The mean of a beta(W+1,L+1) distribution is mu:=(W+1)/(W+L+2) and its standard deviation is sigma:=sqrt((W+1)*(L+1)/((W+L+2)^2*(W+L+3))). You can try to convert the mean to an ELO score like this:

D = 400*log(1-1/mu)/log(10)

What to do about the standard deviation is trickier, but if you use a linear approximation to this formula (which should work well if the standard deviation is small), you just have to multiply sigma times the derivative of D as a function of mu. I get

sigma * 400/((1-1/mu)*mu^2*log(10))

In order to get a simpler formula, you can assume W and L are similar and large, and then I get

(1600/log(10))/sqrt(N) ~= 695/sqrt(N)

When N is the total number of games played.

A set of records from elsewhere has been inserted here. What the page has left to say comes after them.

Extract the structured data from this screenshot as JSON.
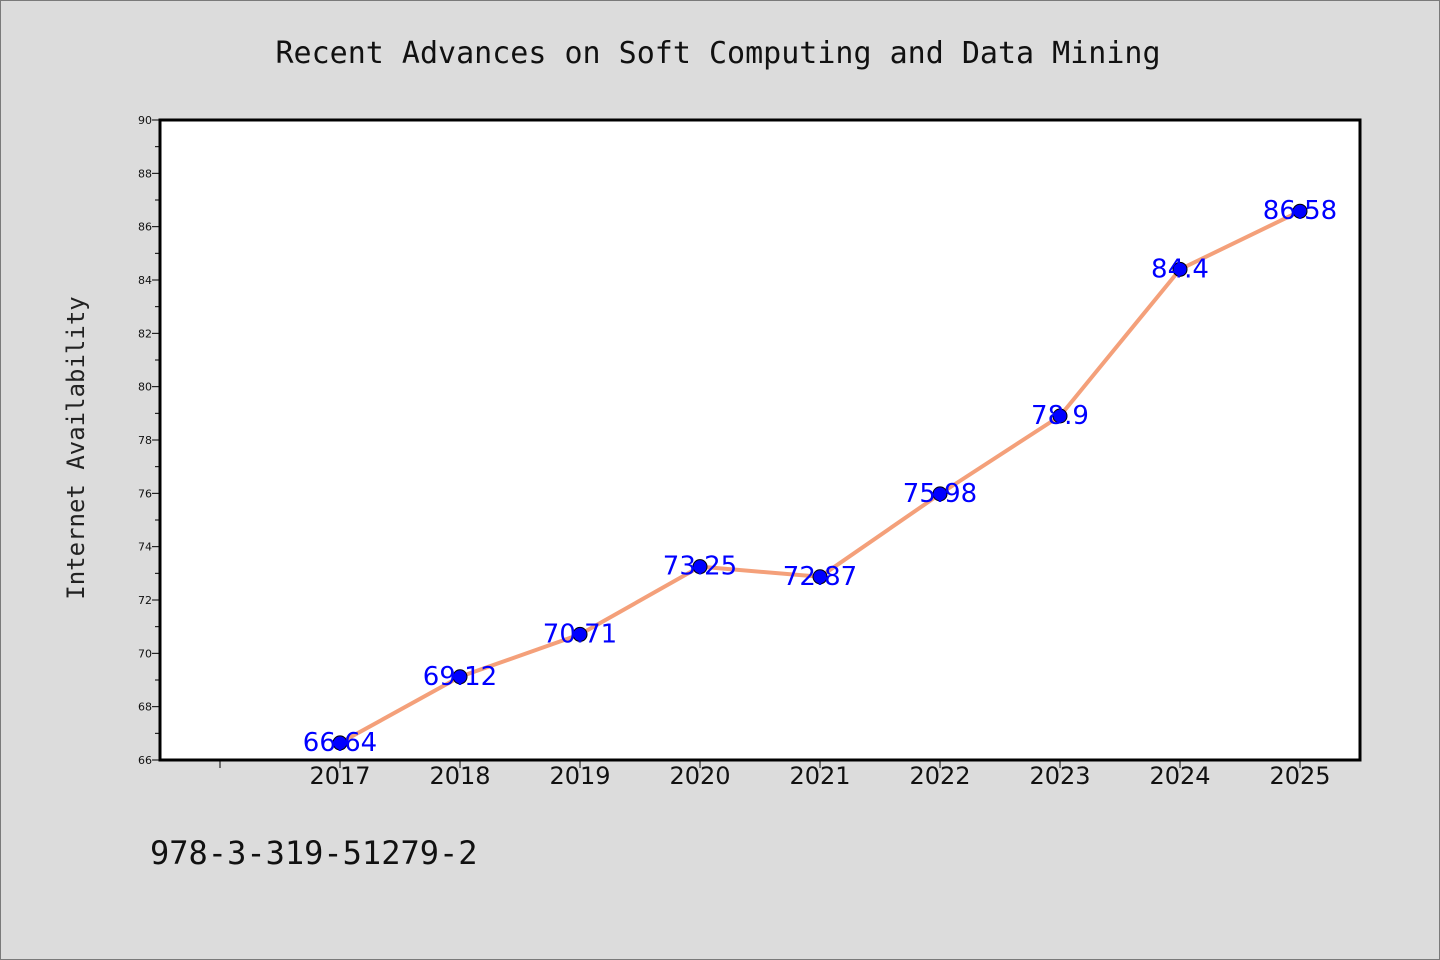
{
  "chart_data": {
    "type": "line",
    "title": "Recent Advances on Soft Computing and Data Mining",
    "xlabel": "",
    "ylabel": "Internet Availability",
    "categories": [
      "2017",
      "2018",
      "2019",
      "2020",
      "2021",
      "2022",
      "2023",
      "2024",
      "2025"
    ],
    "values": [
      66.64,
      69.12,
      70.71,
      73.25,
      72.87,
      75.98,
      78.9,
      84.4,
      86.58
    ],
    "data_labels": [
      "66.64",
      "69.12",
      "70.71",
      "73.25",
      "72.87",
      "75.98",
      "78.9",
      "84.4",
      "86.58"
    ],
    "ylim": [
      66,
      90
    ],
    "yticks": [
      66,
      68,
      70,
      72,
      74,
      76,
      78,
      80,
      82,
      84,
      86,
      88,
      90
    ],
    "grid": false,
    "legend": "none",
    "colors": {
      "line": "#f4a07a",
      "marker": "#0000ff",
      "data_label": "#0000ff",
      "plot_background": "#ffffff",
      "figure_background": "#dcdcdc"
    }
  },
  "footer": {
    "isbn": "978-3-319-51279-2"
  }
}
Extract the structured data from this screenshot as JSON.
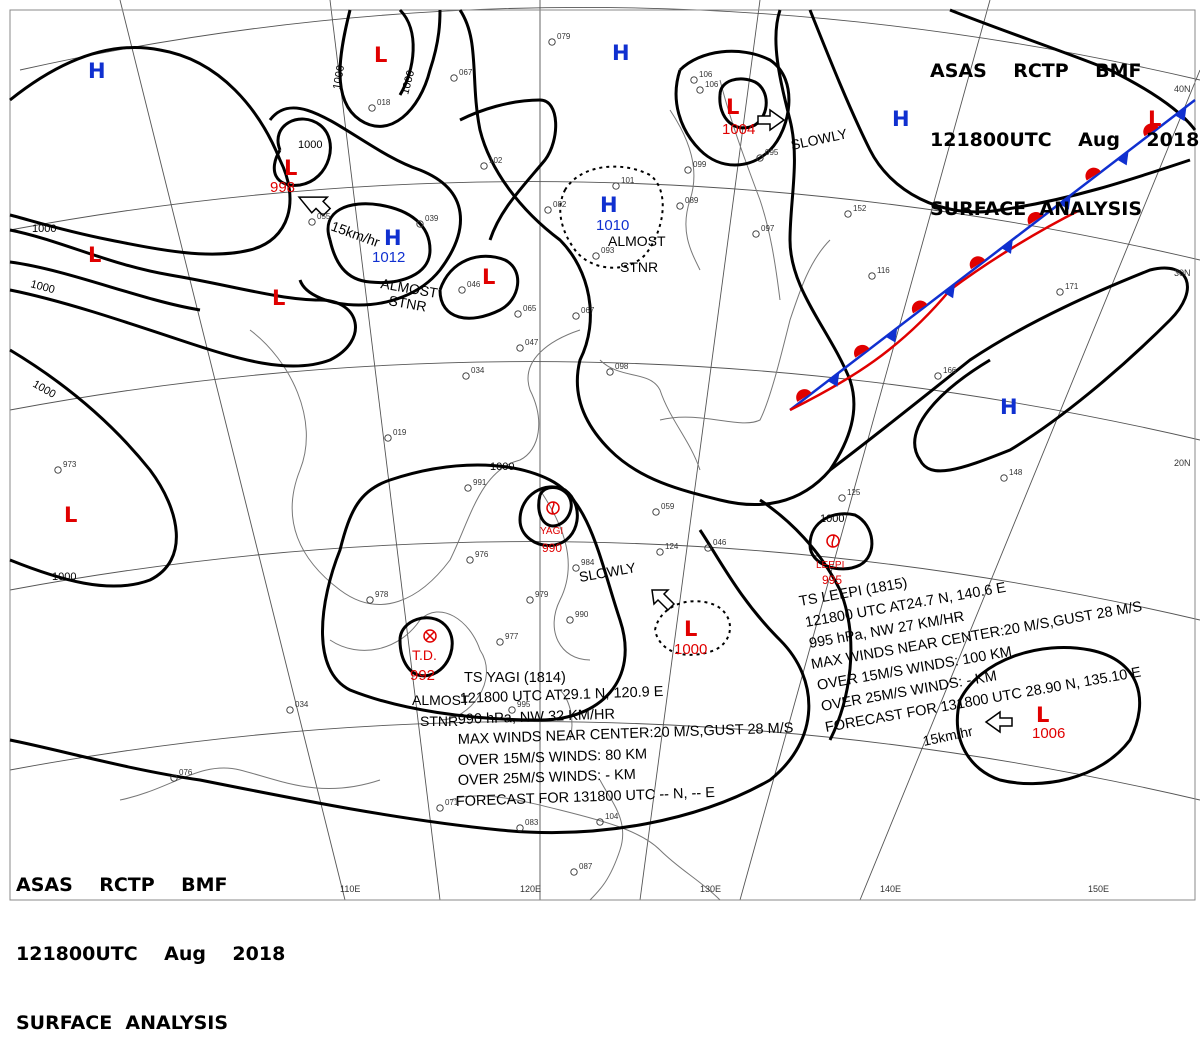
{
  "header": {
    "line1": "ASAS    RCTP    BMF",
    "line2": "121800UTC    Aug    2018",
    "line3": "SURFACE  ANALYSIS"
  },
  "colors": {
    "high": "#1030d0",
    "low": "#e00000",
    "isobar": "#000000",
    "coast": "#777777"
  },
  "longitude_labels": [
    "110E",
    "120E",
    "130E",
    "140E",
    "150E"
  ],
  "latitude_labels": [
    "40N",
    "30N",
    "20N"
  ],
  "isobar_labels": [
    "1000",
    "1000",
    "1000",
    "1000",
    "1000",
    "1000",
    "1000",
    "1000",
    "1000"
  ],
  "pressure_systems": [
    {
      "type": "L",
      "value": ""
    },
    {
      "type": "H",
      "value": ""
    },
    {
      "type": "L",
      "value": "998"
    },
    {
      "type": "H",
      "value": "1012"
    },
    {
      "type": "L",
      "value": ""
    },
    {
      "type": "L",
      "value": ""
    },
    {
      "type": "L",
      "value": ""
    },
    {
      "type": "H",
      "value": ""
    },
    {
      "type": "H",
      "value": "1010"
    },
    {
      "type": "L",
      "value": "1004"
    },
    {
      "type": "H",
      "value": ""
    },
    {
      "type": "L",
      "value": ""
    },
    {
      "type": "H",
      "value": ""
    },
    {
      "type": "L",
      "value": ""
    },
    {
      "type": "L",
      "value": "1000"
    },
    {
      "type": "L",
      "value": "1006"
    }
  ],
  "movement_labels": {
    "slowly_north": "SLOWLY",
    "speed_west": "15km/hr",
    "almost_stnr_west": [
      "ALMOST",
      "STNR"
    ],
    "almost_stnr_center": [
      "ALMOST",
      "STNR"
    ],
    "slowly_south": "SLOWLY",
    "almost_stnr_south": [
      "ALMOST",
      "STNR"
    ],
    "speed_east": "15km/hr"
  },
  "storms": [
    {
      "symbol_name": "YAGI",
      "pressure": "990"
    },
    {
      "symbol_name": "LEEPI",
      "pressure": "995"
    },
    {
      "symbol_name": "T.D.",
      "pressure": "992"
    }
  ],
  "ts_yagi": {
    "lines": [
      "TS  YAGI  (1814)",
      "121800 UTC  AT29.1 N, 120.9 E",
      "990 hPa, NW  32 KM/HR",
      "MAX WINDS NEAR CENTER:20 M/S,GUST 28 M/S",
      "OVER 15M/S WINDS: 80 KM",
      "OVER 25M/S WINDS: - KM",
      "FORECAST FOR 131800 UTC -- N, -- E"
    ]
  },
  "ts_leepi": {
    "lines": [
      "TS  LEEPI  (1815)",
      "121800 UTC  AT24.7 N, 140.6 E",
      "995 hPa, NW  27 KM/HR",
      "MAX WINDS NEAR CENTER:20 M/S,GUST 28 M/S",
      "OVER 15M/S WINDS: 100 KM",
      "OVER 25M/S WINDS: - KM",
      "FORECAST FOR 131800 UTC 28.90 N, 135.10 E"
    ]
  },
  "station_obs": [
    "079",
    "067",
    "018",
    "102",
    "082",
    "101",
    "106",
    "099",
    "095",
    "089",
    "097",
    "055",
    "039",
    "046",
    "065",
    "067",
    "047",
    "034",
    "019",
    "973",
    "991",
    "976",
    "978",
    "984",
    "979",
    "990",
    "977",
    "995",
    "034",
    "076",
    "071",
    "083",
    "104",
    "087",
    "124",
    "059",
    "046",
    "152",
    "116",
    "171",
    "166",
    "148",
    "125",
    "106",
    "098",
    "093"
  ]
}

It's not too too far from what hgm posted, and it is likely that I made a mistake somewhere. Does anyone have a derivation of the 560/sqrt(N) formula?
AlvaroBegue
Posts: 931
Joined: Tue Mar 09, 2010 3:46 pm
Location: New York
Full name: Álvaro Begué (RuyDos)

Re: Estimating ELO difference

Post by AlvaroBegue »

I actually see I made a mistake, and now I get a different result, where the final approximation ends up being (800/log(10))/sqrt(N), i.e. half of what I computed earlier. I'll redo things more carefully tonight and post what I get.
User avatar
hgm
Posts: 27808
Joined: Fri Mar 10, 2006 10:06 am
Location: Amsterdam
Full name: H G Muller

Re: Estimating ELO difference

Post by hgm »

I did not really calculate it from any model, I just used the rule of thumb that excess 1% score corresponds to 7 Elo, and that with a (quite typical) draw rate of 32% the standard deviation is 40%/sqrt(N). And that a 95% interval is about 2 sigma wde. So the 560 came about as 40 x 2 x 7. So its all very course estimates.
User avatar
Laskos
Posts: 10948
Joined: Wed Jul 26, 2006 10:21 pm
Full name: Kai Laskos

Re: Estimating ELO difference

Post by Laskos »

AlvaroBegue wrote:
(1600/log(10))/sqrt(N) ~= 695/sqrt(N)

When N is the total number of games played.

It's not too too far from what hgm posted, and it is likely that I made a mistake somewhere. Does anyone have a derivation of the 560/sqrt(N) formula?

It's very close. For 95.45% confidence (2 standard deviations), one has

(1600/ln(10))/sqrt(N) ~= 695/sqrt(N) times
sqrt(4*score*(1-score) - DrawFraction)

score = number of points / N
DrawFraction = number of draws / N

The final formula is

Error (2SD) in Elo points = 695 * sqrt(4*score*(1-score) - DrawFraction) / sqrt(N)
User avatar
hgm
Posts: 27808
Joined: Fri Mar 10, 2006 10:06 am
Location: Amsterdam
Full name: H G Muller

Re: Estimating ELO difference

Post by hgm »

And that is very close to what I had, as for Chess I assume a draw fraction of 1/3. So there would be a multiplier sqrt(0.66) ~ 0.8, which times 695 is about 560.
ernest
Posts: 2041
Joined: Wed Mar 08, 2006 8:30 pm

Re: Estimating ELO difference

Post by ernest »

hgm wrote:as for Chess I assume a draw fraction of 1/3.
That's the major error term of your formula: in engine-engine tests you can often see 2/3 draws.
Then you have to divide your number by sqrt(2)
User avatar
hgm
Posts: 27808
Joined: Fri Mar 10, 2006 10:06 am
Location: Amsterdam
Full name: H G Muller

Re: Estimating ELO difference

Post by hgm »

I have never seen such a high draw fraction in any engine-engine testing I did. For Chess. (In Shogi the draw fraction is of course close to 0%.)